Pagi ini juga Hani harus bertemu dengan Pak Boni si dermawan itu. Aku berlari ke kompleks perumhan elit itu. Setelah sampai kugedor pagar hitam tinggi ini. Hani lah yang keluar dengan raut wajah kesal.

“Apa kabar Hani? Aku mau ngajak kamu ke orang yang bisa buat kamu jadi ilmuwan”
“Baik. Kamu ngomong apa?”
“Ikut aku sekarang” aku tarik tangan Hani yang semakin kesal
“Untuk apa kita lari-lari seperti ini seperti ada kebakaran saja”
“Ikuti saja” aku lari-lari seperti ini seperti ada di film-film saja. Seperti film ayat-ayat cinta. Ntah film apa itu pokoknya aku pernah dengar dan pasti ada adegan seperti ini.

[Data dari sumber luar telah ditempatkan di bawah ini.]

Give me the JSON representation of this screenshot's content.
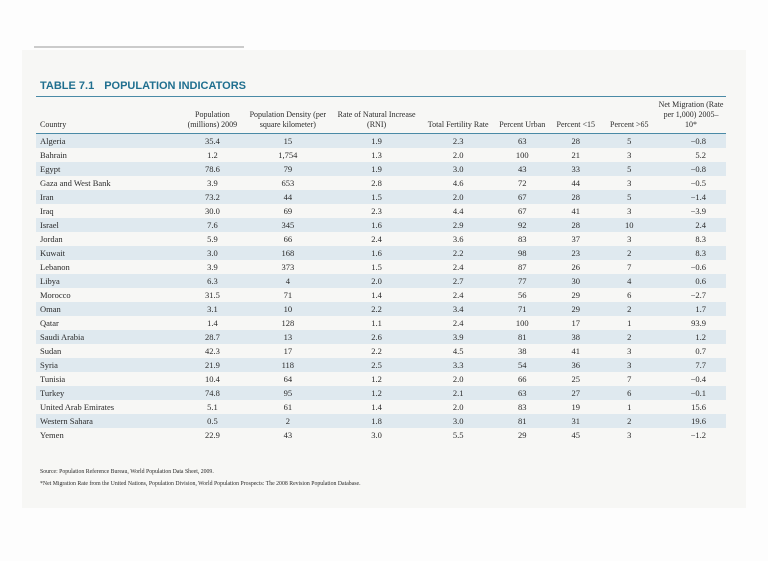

“Ulik larinya kurangi donk kecepatannya. Ini kecepatan 50 meter per sekon”
“Apanya yang sekon? Jangan bercanda dong”
“terserah deh” lalu Hani diam
“Assalamualaikum” setibanya kami dirumah Pak Haji
“Waalaikumsalam” jawab Pak Haji dan Pak Boni Si Dermawan itu.

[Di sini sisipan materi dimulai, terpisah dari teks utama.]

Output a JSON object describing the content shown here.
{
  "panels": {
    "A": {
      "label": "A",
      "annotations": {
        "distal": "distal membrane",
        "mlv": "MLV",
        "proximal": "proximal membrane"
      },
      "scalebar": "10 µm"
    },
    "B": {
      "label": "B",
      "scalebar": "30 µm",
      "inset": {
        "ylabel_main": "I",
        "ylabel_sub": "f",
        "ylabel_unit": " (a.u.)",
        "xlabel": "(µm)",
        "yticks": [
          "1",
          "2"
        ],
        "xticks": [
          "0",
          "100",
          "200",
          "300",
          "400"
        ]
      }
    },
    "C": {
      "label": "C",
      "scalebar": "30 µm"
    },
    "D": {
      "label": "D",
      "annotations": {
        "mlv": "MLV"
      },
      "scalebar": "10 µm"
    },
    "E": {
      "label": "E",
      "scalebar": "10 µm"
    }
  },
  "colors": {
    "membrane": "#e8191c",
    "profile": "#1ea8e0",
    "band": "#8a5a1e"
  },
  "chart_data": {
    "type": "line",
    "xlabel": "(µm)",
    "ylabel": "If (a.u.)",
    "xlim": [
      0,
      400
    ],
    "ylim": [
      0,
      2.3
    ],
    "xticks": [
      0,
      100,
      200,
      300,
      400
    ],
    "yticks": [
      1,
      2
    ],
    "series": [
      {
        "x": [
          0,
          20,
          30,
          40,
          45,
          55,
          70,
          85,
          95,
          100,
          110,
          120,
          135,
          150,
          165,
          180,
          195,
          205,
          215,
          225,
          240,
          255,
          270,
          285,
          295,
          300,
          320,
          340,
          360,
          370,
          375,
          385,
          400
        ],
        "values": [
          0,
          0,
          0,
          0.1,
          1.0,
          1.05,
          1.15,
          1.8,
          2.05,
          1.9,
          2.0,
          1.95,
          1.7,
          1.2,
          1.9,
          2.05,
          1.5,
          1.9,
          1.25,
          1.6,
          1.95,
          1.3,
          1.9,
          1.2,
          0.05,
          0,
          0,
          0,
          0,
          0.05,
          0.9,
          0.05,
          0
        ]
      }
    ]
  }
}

“Ini Haninya Pak maaf telat”
“ngga papa Ulik kamu tepat waktu kok, Nak Hani duduk sini”
“ Saya ngga pak?” Tanya ku lugu
“Kamu juga”
Pak  Haji menjelaskan semua nya dengan baik. Hani yang awalnya heran lama-kelamaan jadi tersenyum ini lah yang kusuka.
“ jadi saya bias sekolah pak?”
“ Iya tapi tes dulu ya, kamu pernah sekolah sebelumnya?”

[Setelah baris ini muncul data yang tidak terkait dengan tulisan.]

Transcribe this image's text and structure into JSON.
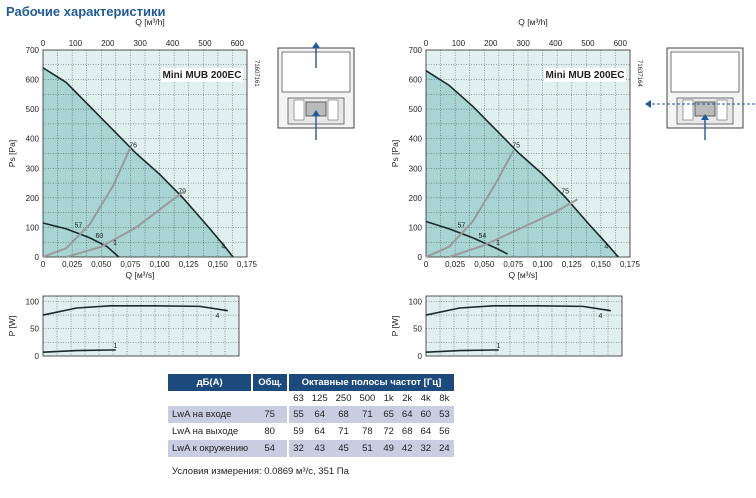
{
  "title": "Рабочие характеристики",
  "charts": [
    {
      "model": "Mini MUB 200EC",
      "code": "71607161",
      "top_axis_label": "Q [м³/h]",
      "top_ticks": [
        "0",
        "100",
        "200",
        "300",
        "400",
        "500",
        "600"
      ],
      "bottom_axis_label": "Q [м³/s]",
      "bottom_ticks": [
        "0",
        "0,025",
        "0,050",
        "0,075",
        "0,100",
        "0,125",
        "0,150",
        "0,175"
      ],
      "ps_label": "Ps [Pa]",
      "ps_ticks": [
        "0",
        "100",
        "200",
        "300",
        "400",
        "500",
        "600",
        "700"
      ],
      "p_label": "P [W]",
      "p_ticks": [
        "0",
        "50",
        "100"
      ],
      "curve_labels": [
        "76",
        "79",
        "57",
        "60",
        "4",
        "1",
        "4",
        "1"
      ]
    },
    {
      "model": "Mini MUB 200EC",
      "code": "71637164",
      "top_axis_label": "Q [м³/h]",
      "top_ticks": [
        "0",
        "100",
        "200",
        "300",
        "400",
        "500",
        "600"
      ],
      "bottom_axis_label": "Q [м³/s]",
      "bottom_ticks": [
        "0",
        "0,025",
        "0,050",
        "0,075",
        "0,100",
        "0,125",
        "0,150",
        "0,175"
      ],
      "ps_label": "Ps [Pa]",
      "ps_ticks": [
        "0",
        "100",
        "200",
        "300",
        "400",
        "500",
        "600",
        "700"
      ],
      "p_label": "P [W]",
      "p_ticks": [
        "0",
        "50",
        "100"
      ],
      "curve_labels": [
        "75",
        "75",
        "57",
        "54",
        "4",
        "1",
        "4",
        "1"
      ]
    }
  ],
  "chart_data": [
    {
      "type": "line",
      "title": "Mini MUB 200EC",
      "xlabel": "Q [м³/s]",
      "ylabel": "Ps [Pa]",
      "xlim": [
        0,
        0.175
      ],
      "ylim": [
        0,
        700
      ],
      "series": [
        {
          "name": "4",
          "x": [
            0,
            0.02,
            0.04,
            0.06,
            0.08,
            0.1,
            0.12,
            0.14,
            0.155,
            0.163
          ],
          "y": [
            640,
            590,
            510,
            430,
            350,
            280,
            200,
            110,
            40,
            0
          ]
        },
        {
          "name": "1",
          "x": [
            0,
            0.02,
            0.04,
            0.055,
            0.065
          ],
          "y": [
            115,
            95,
            65,
            35,
            0
          ]
        },
        {
          "name": "76",
          "x": [
            0,
            0.02,
            0.04,
            0.06,
            0.075
          ],
          "y": [
            0,
            30,
            110,
            240,
            370
          ]
        },
        {
          "name": "79",
          "x": [
            0.02,
            0.05,
            0.08,
            0.1,
            0.12
          ],
          "y": [
            0,
            35,
            100,
            160,
            220
          ]
        }
      ]
    },
    {
      "type": "line",
      "title": "",
      "xlabel": "Q [м³/s]",
      "ylabel": "P [W]",
      "xlim": [
        0,
        0.175
      ],
      "ylim": [
        0,
        110
      ],
      "series": [
        {
          "name": "4",
          "x": [
            0,
            0.03,
            0.06,
            0.1,
            0.14,
            0.165
          ],
          "y": [
            75,
            88,
            92,
            92,
            91,
            83
          ]
        },
        {
          "name": "1",
          "x": [
            0,
            0.03,
            0.06,
            0.065
          ],
          "y": [
            7,
            10,
            11,
            11
          ]
        }
      ]
    },
    {
      "type": "line",
      "title": "Mini MUB 200EC",
      "xlabel": "Q [м³/s]",
      "ylabel": "Ps [Pa]",
      "xlim": [
        0,
        0.175
      ],
      "ylim": [
        0,
        700
      ],
      "series": [
        {
          "name": "4",
          "x": [
            0,
            0.02,
            0.04,
            0.06,
            0.08,
            0.1,
            0.12,
            0.14,
            0.155,
            0.165
          ],
          "y": [
            630,
            580,
            510,
            430,
            350,
            280,
            200,
            110,
            45,
            0
          ]
        },
        {
          "name": "1",
          "x": [
            0,
            0.02,
            0.04,
            0.06,
            0.07
          ],
          "y": [
            120,
            95,
            65,
            30,
            10
          ]
        },
        {
          "name": "75",
          "x": [
            0,
            0.02,
            0.04,
            0.06,
            0.075
          ],
          "y": [
            0,
            35,
            120,
            250,
            360
          ]
        },
        {
          "name": "75",
          "x": [
            0.02,
            0.05,
            0.08,
            0.11,
            0.13
          ],
          "y": [
            0,
            40,
            95,
            150,
            195
          ]
        }
      ]
    },
    {
      "type": "line",
      "title": "",
      "xlabel": "Q [м³/s]",
      "ylabel": "P [W]",
      "xlim": [
        0,
        0.175
      ],
      "ylim": [
        0,
        110
      ],
      "series": [
        {
          "name": "4",
          "x": [
            0,
            0.03,
            0.06,
            0.1,
            0.14,
            0.165
          ],
          "y": [
            75,
            88,
            92,
            92,
            91,
            83
          ]
        },
        {
          "name": "1",
          "x": [
            0,
            0.03,
            0.06,
            0.065
          ],
          "y": [
            7,
            10,
            11,
            11
          ]
        }
      ]
    }
  ],
  "table": {
    "header_left": "дБ(А)",
    "header_total": "Общ.",
    "header_bands": "Октавные полосы частот [Гц]",
    "freqs": [
      "63",
      "125",
      "250",
      "500",
      "1k",
      "2k",
      "4k",
      "8k"
    ],
    "rows": [
      {
        "label": "LwA на входе",
        "total": "75",
        "values": [
          "55",
          "64",
          "68",
          "71",
          "65",
          "64",
          "60",
          "53"
        ]
      },
      {
        "label": "LwA на выходе",
        "total": "80",
        "values": [
          "59",
          "64",
          "71",
          "78",
          "72",
          "68",
          "64",
          "56"
        ]
      },
      {
        "label": "LwA к окружению",
        "total": "54",
        "values": [
          "32",
          "43",
          "45",
          "51",
          "49",
          "42",
          "32",
          "24"
        ]
      }
    ]
  },
  "conditions": "Условия измерения: 0.0869 м³/с, 351 Па",
  "colors": {
    "title": "#1f5a9a",
    "fill": "#a8d4d4",
    "plot_bg": "#dff0ee",
    "header": "#1c4a7d"
  }
}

“Hanya sampai kelas 5 SD saja”
“kamu kerjakan dulu soal-soal ini ya”

Hani mengerjakan soal yang diberi Pak Boni andai aku bias baca mungkin aku bisa membantunya. Tak lama kemudian Hani selesai mengerjakan soal itu dan Pak Boni membaca apa yang ditulis Hani. Hani terlihat gugup dan ia berdoa aku pun ikut berdoa agar ia bisa sekolah jadi ilmuwan dan selalu tersenyum.
“Hebat soal kelas 3 SMP bisa kamu kerjakan dengan benar. Kamu anak pintar. Bagaimana kalau kamu langsung ke SMP saja. Tetapi di singapura kebetulan saya punya perusahaan disana dan saya yakin kamu bisa masuk sekolah disana tanpa ijazah. Kamu mau?”
“wahh saya mau sekali pak. Tapi ibu saya “
“tadi saya yang ngatur  soal itu”

Syukur saja ibu dan majikan Hani tidak ada masalah mereka mengizinkan. Tetapi yang mengantar Hani ke stasiun untuk ke kota hanya aku karena Ibu Hani sedang sibuk kerja. Sudah 5 menit aku, Hani dan Pak Boni menunggu kereta. Tak lama kereta datang Hani masuk dan mengucapkan “aku pergi ya anak Kuli si Ulik” katanya samba tersenyum. Aku balas saja “dah pasir putih Hani” sepertinya Hani tak mendengar
“Lik terima kasih ya sudah pertemukan saya dengan Hani gadis genius itu, kau lebih baik dari pada aku”
“Hani lebih perlu pak”
“Ya kami pergi dulu. Aku janji akan kembalikan Hani untuk mu. Siapa pun Hani dan siapa pun kamu. Assalamualaikum”
“waalaikumsalam”
Kereta berjalan lama kelamaan semakin cepat dan terlihat Hani melambai tangan sambil tersenyum dan sepertinya menagis.
“ kasih Ulik. Ter…ma..sih..lik”

aku baru sadar aku tidak ketemu gigi pasir putih itu lagi. Pasir putih itu hilang. Aku kejar kereta itu aku ikuti kereta itu berusaha lebih cepat tetapi aku malah terjatuh dan terdengar teriakan ibu-ibu di depan ku. Aku lihat kebelakang dan kereta yang punya kecepatan tinggi menuju kepada aku dan aku yang masih kesakitan dan gugup tidak bisa bergerak lagi. Pasir putih itu hilang selamanya.